MAX BOOT REPORTS FROM IRAQ:

Every U.S. officer I talked to said that the 150,000 soldiers we have in Iraq now are sufficient. What’s required is not more troops, they said, but better policing methods. Both the 101st Airborne and the Marines are disdainful of some of the heavy-handed tactics, such as large-scale “cordon and search” operations, employed by Army units in Baghdad and the surrounding areas. They argue that the focus should be on getting better intelligence and training Iraqi security forces to police their own country. That process is now underway, but it will take time to create a new army and police force.

The biggest problem I saw in Iraq was not with the U.S. military but with the civilian arm of the occupation — the Coalition Provisional Authority run by L. Paul Bremer III. One well-intentioned CPA project, to hire agricultural laborers to clear canals, caused a riot in the southern city of Diwaniyah when the ditch diggers weren’t paid for three weeks. More often, the CPA is guilty of sins of omission. Its television station, the Iraqi Media Network, is not received in the north, thus ceding the information war to anti-American satellite channels like Al Jazeera.

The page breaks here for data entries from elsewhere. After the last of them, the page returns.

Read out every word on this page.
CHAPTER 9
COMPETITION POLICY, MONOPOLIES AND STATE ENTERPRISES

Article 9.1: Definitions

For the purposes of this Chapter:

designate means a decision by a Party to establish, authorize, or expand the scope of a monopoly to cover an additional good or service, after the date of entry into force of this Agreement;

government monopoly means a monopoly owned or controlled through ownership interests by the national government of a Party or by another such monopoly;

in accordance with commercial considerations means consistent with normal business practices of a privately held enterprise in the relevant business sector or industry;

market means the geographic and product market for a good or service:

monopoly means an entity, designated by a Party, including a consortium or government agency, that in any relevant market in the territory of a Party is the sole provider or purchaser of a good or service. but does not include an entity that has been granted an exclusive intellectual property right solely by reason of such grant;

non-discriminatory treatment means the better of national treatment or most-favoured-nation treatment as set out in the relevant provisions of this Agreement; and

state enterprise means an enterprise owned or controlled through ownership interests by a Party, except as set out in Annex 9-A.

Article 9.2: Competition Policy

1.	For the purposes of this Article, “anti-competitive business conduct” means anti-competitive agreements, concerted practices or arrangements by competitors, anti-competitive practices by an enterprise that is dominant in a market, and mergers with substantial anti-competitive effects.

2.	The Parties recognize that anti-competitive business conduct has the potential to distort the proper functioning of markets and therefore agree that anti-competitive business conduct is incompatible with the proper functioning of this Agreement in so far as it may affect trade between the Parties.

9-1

The problem is that the CPA lacks both personnel and money. In the north, the 101st Airborne deploys 21,000 soldiers; the CPA has no more than a couple dozen employees there. And what few people the CPA has don’t last long. Bernard Kerik, the former New York City police chief, arrived in Iraq at the beginning of the summer to run the Justice Ministry, and already he’s going home.

Instead of sending more troops, the administration needs to beef up the CPA and decentralize its operations. Congress needs to provide more funding because, as Maj. Gen. David Petraeus, commander of the 101st Airborne, told me, “Money is ammunition.” But neither the CPA’s woes nor the well-publicized terror attacks should distract us from the substantial progress that’s been made in the four months since the war ended. As long as we keep our nerve, we will prevail.